Se ha señalado que la reforma agraria redistributiva contribuyó a resolver dos
grandes problemas del campo y de los campesinos: por un lado, la equidad; por otra,
la eficiencia. La tierra es para el que la trabaja decía Emiliano Zapata. Los campesi-
nos, se afirmaba, eran productores agropecuarios eficientes pero malgastaban trabajo
debido al escaso tamaño de sus explotaciones. La concentración de la propiedad,
férreamente controlada por los terratenientes, era la que la que generaba obstáculos
para el desarrollo económico y social del campo (Barraclough y Domike, 1970).

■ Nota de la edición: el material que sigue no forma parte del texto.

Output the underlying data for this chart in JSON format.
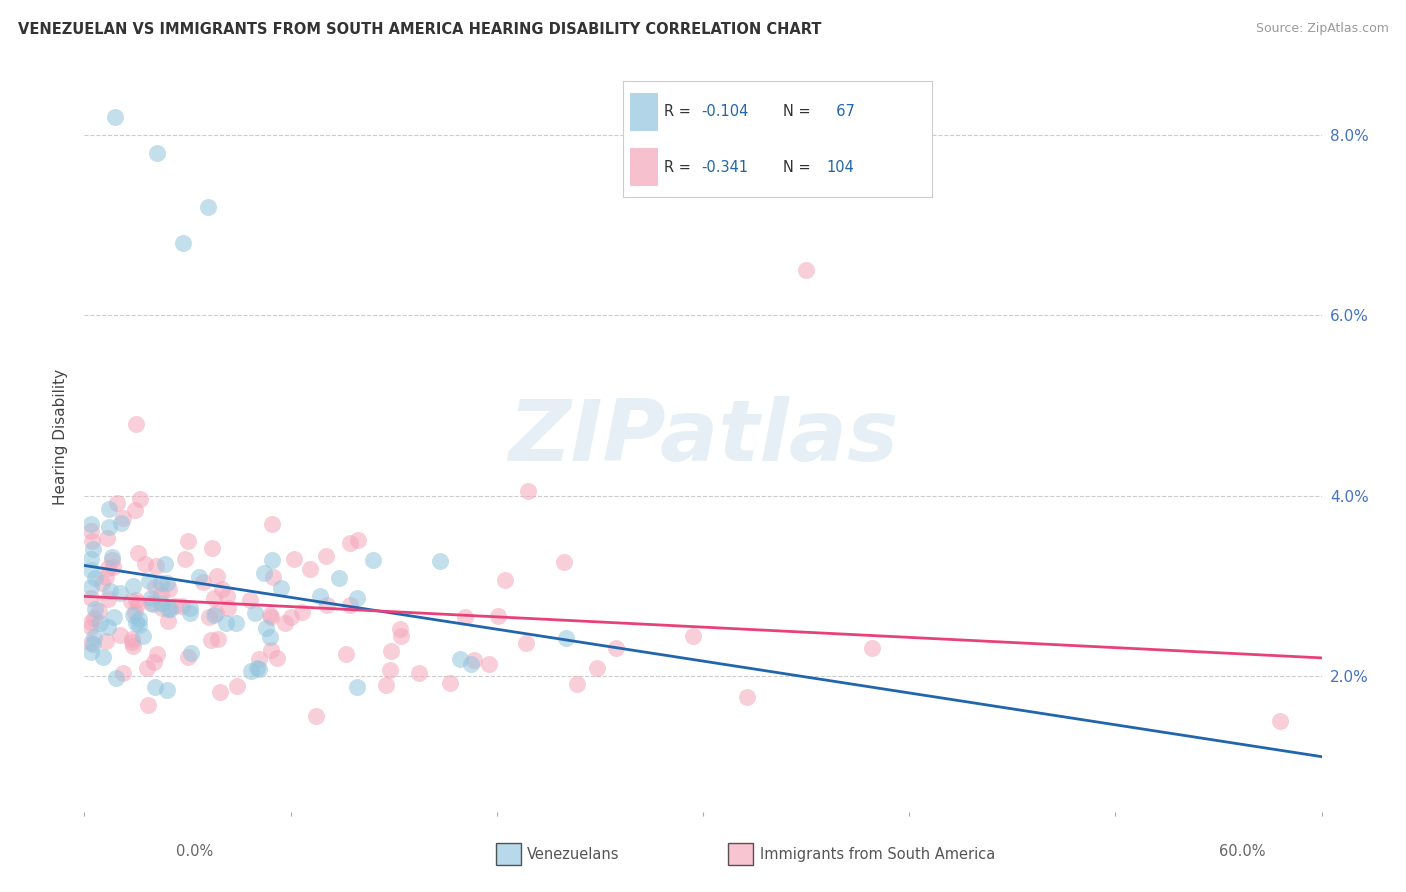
{
  "title": "VENEZUELAN VS IMMIGRANTS FROM SOUTH AMERICA HEARING DISABILITY CORRELATION CHART",
  "source": "Source: ZipAtlas.com",
  "ylabel": "Hearing Disability",
  "R1": -0.104,
  "N1": 67,
  "R2": -0.341,
  "N2": 104,
  "watermark": "ZIPatlas",
  "blue_scatter": "#92c5de",
  "pink_scatter": "#f4a6bb",
  "blue_line": "#2166ac",
  "pink_line": "#e8417a",
  "legend_label_1": "Venezuelans",
  "legend_label_2": "Immigrants from South America",
  "xlim": [
    0,
    60
  ],
  "ylim_bottom": 0.5,
  "ylim_top": 8.8,
  "ytick_vals": [
    2.0,
    4.0,
    6.0,
    8.0
  ],
  "title_color": "#333333",
  "source_color": "#999999",
  "right_tick_color": "#4472C4",
  "grid_color": "#cccccc",
  "background": "#ffffff",
  "legend_text_dark": "#333333",
  "legend_val_color": "#2166ac"
}
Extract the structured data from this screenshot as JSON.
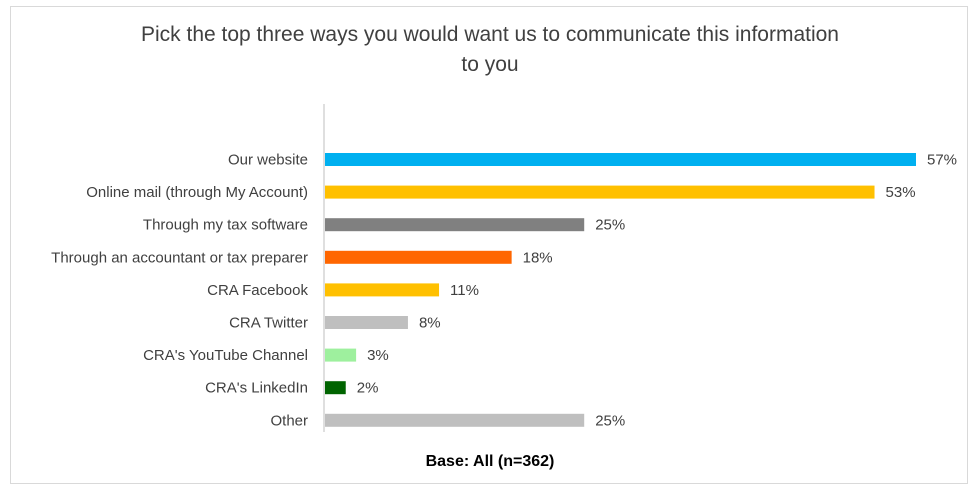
{
  "chart_data": {
    "type": "bar",
    "orientation": "horizontal",
    "title_lines": [
      "Pick the top three ways you would want us to communicate this information",
      "to you"
    ],
    "categories": [
      "Our website",
      "Online mail (through My Account)",
      "Through my tax software",
      "Through an accountant or tax preparer",
      "CRA Facebook",
      "CRA Twitter",
      "CRA's YouTube Channel",
      "CRA's LinkedIn",
      "Other"
    ],
    "values": [
      57,
      53,
      25,
      18,
      11,
      8,
      3,
      2,
      25
    ],
    "value_labels": [
      "57%",
      "53%",
      "25%",
      "18%",
      "11%",
      "8%",
      "3%",
      "2%",
      "25%"
    ],
    "colors": [
      "#00b0f0",
      "#ffc000",
      "#808080",
      "#ff6600",
      "#ffc000",
      "#bfbfbf",
      "#9ef09e",
      "#006400",
      "#bfbfbf"
    ],
    "unit": "%",
    "xlim": [
      0,
      57
    ],
    "grid": false,
    "legend": "none",
    "footer": "Base: All (n=362)"
  }
}
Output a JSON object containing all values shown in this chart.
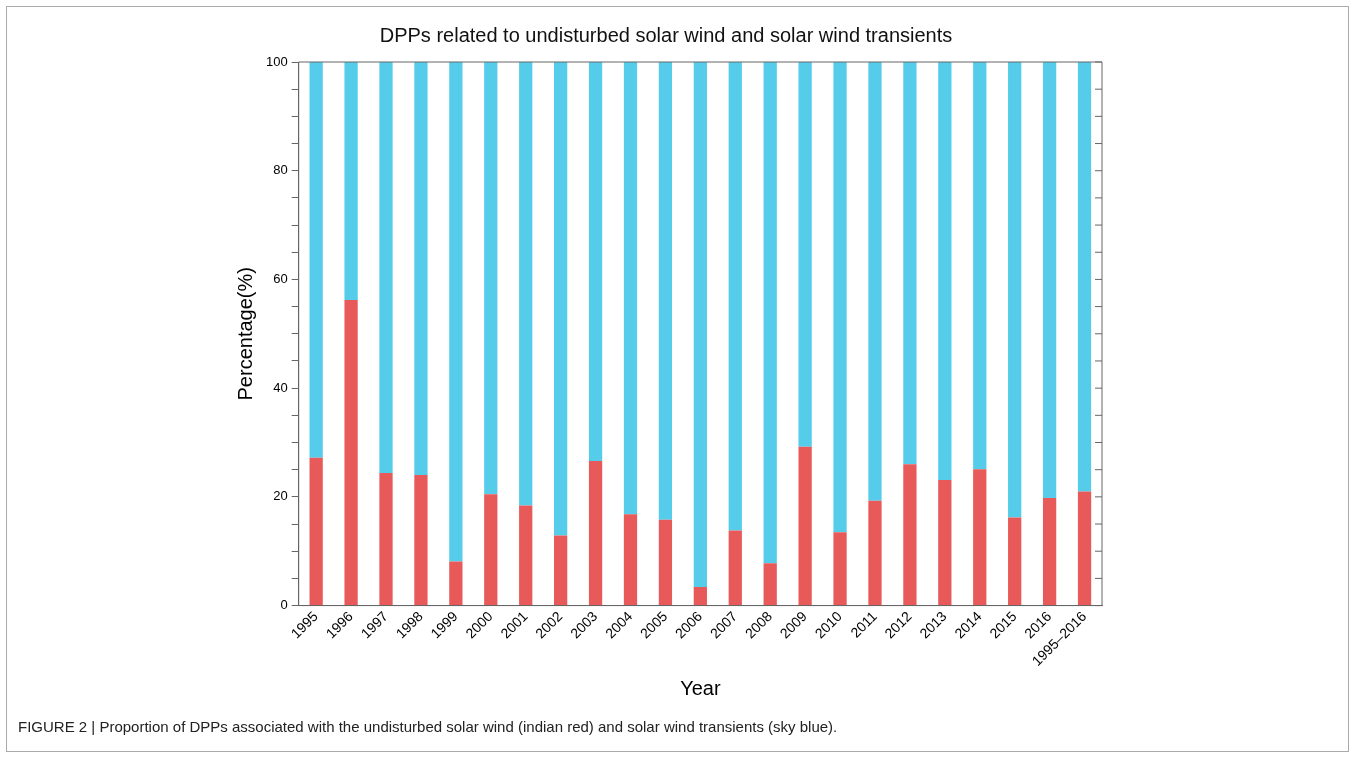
{
  "chart_data": {
    "type": "bar",
    "title": "DPPs related to undisturbed solar wind and solar wind transients",
    "xlabel": "Year",
    "ylabel": "Percentage(%)",
    "categories": [
      "1995",
      "1996",
      "1997",
      "1998",
      "1999",
      "2000",
      "2001",
      "2002",
      "2003",
      "2004",
      "2005",
      "2006",
      "2007",
      "2008",
      "2009",
      "2010",
      "2011",
      "2012",
      "2013",
      "2014",
      "2015",
      "2016",
      "1995–2016"
    ],
    "series": [
      {
        "color": "#e85a5a",
        "values": [
          27.2,
          56.2,
          24.4,
          24.0,
          8.1,
          20.5,
          18.4,
          12.9,
          26.6,
          16.8,
          15.8,
          3.4,
          13.8,
          7.8,
          29.2,
          13.5,
          19.3,
          26.0,
          23.1,
          25.1,
          16.2,
          19.8,
          21.0
        ]
      },
      {
        "color": "#55cdea",
        "values": [
          72.8,
          43.8,
          75.6,
          76.0,
          91.9,
          79.5,
          81.6,
          87.1,
          73.4,
          83.2,
          84.2,
          96.6,
          86.2,
          92.2,
          70.8,
          86.5,
          80.7,
          74.0,
          76.9,
          74.9,
          83.8,
          80.2,
          79.0
        ]
      }
    ],
    "stacked": true,
    "ylim": [
      0,
      100
    ],
    "yticks": [
      0,
      {
        "value": 5,
        "label": null
      },
      {
        "value": 10,
        "label": null
      },
      {
        "value": 15,
        "label": null
      },
      20,
      {
        "value": 25,
        "label": null
      },
      {
        "value": 30,
        "label": null
      },
      {
        "value": 35,
        "label": null
      },
      40,
      {
        "value": 45,
        "label": null
      },
      {
        "value": 50,
        "label": null
      },
      {
        "value": 55,
        "label": null
      },
      60,
      {
        "value": 65,
        "label": null
      },
      {
        "value": 70,
        "label": null
      },
      {
        "value": 75,
        "label": null
      },
      80,
      {
        "value": 85,
        "label": null
      },
      {
        "value": 90,
        "label": null
      },
      {
        "value": 95,
        "label": null
      },
      100
    ],
    "grid": false,
    "legend": false,
    "annotations": [
      "FIGURE 2 | Proportion of DPPs associated with the undisturbed solar wind (indian red) and solar wind transients (sky blue)."
    ]
  }
}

El principal instrumento de la reforma agraria fue la expropiación a los
grandes latifundistas –cuyas extensiones a salvo variaron a través de los años–
para poder hacer efectivo el otorgamiento de tierras. El reparto agrario fue una
modalidad de redistribución de la propiedad agraria definida y aplicada por
el Estado. En general, los ejidos se formaron mediante cuatro mecanismos: la
dotación, la restitución, la ampliación y la incorporación de tierras al régimen
ejidal, aunque este último fue el menos utilizado. Las comunidades indígenas
fueron objeto de restitución, titulación de bienes comunales y reconocimiento
de tierras que ya poseían (Ayala y Jiménez, en prensa). Al final del día, la prin-
cipal forma de tenencia de la tierra de las comunidades indígenas fue la ejidal:
ocho de cada 10 núcleos agrarios era ejidal y sólo dos eran comunidades (Robles
Berlanga y Concheiro Bórquez, 2004).
Con el tiempo, constató Arturo Warman (2001), la dotación se convirtió
en el principal mecanismo de la redistribución. Aunque el reparto de tierras,
como acción clave de la reforma agraria persistió hasta 1992, los periodos más
significativos fueron las primeras décadas del siglo XX y, de manera muy intensa,
durante la presidencia del general Lázaro Cárdenas (1934-1940), que no sólo
dio un enorme impulso a la dotación de tierras, sino que además diseñó y echó
a andar instituciones públicas de apoyo a la sociedad rural y a la producción
agropecuaria campesina (González, 1981).
A pesar de su trayectoria cambiante, el reparto agrario redistributivo mejoró
las condiciones de vida de la gente en el campo. Hay que tener en cuenta que el
reparto correspondió a una etapa en que la mayor parte de la población del país
vivía en el campo, dispersa en infinidad de localidades rurales. En 1900 “casi las
tres cuartas partes de la población vivían y trabajaban en el campo” (Warman,
2001: 9). Aunque las maneras de trabajar y obtener la subsistencia eran variadas,
no cabe duda que las sociedades rurales requerían y hacían un uso muy intensivo
y extensivo de los diferentes recursos que existían en sus territorios: tierra, agua,
bosques (González, 1989).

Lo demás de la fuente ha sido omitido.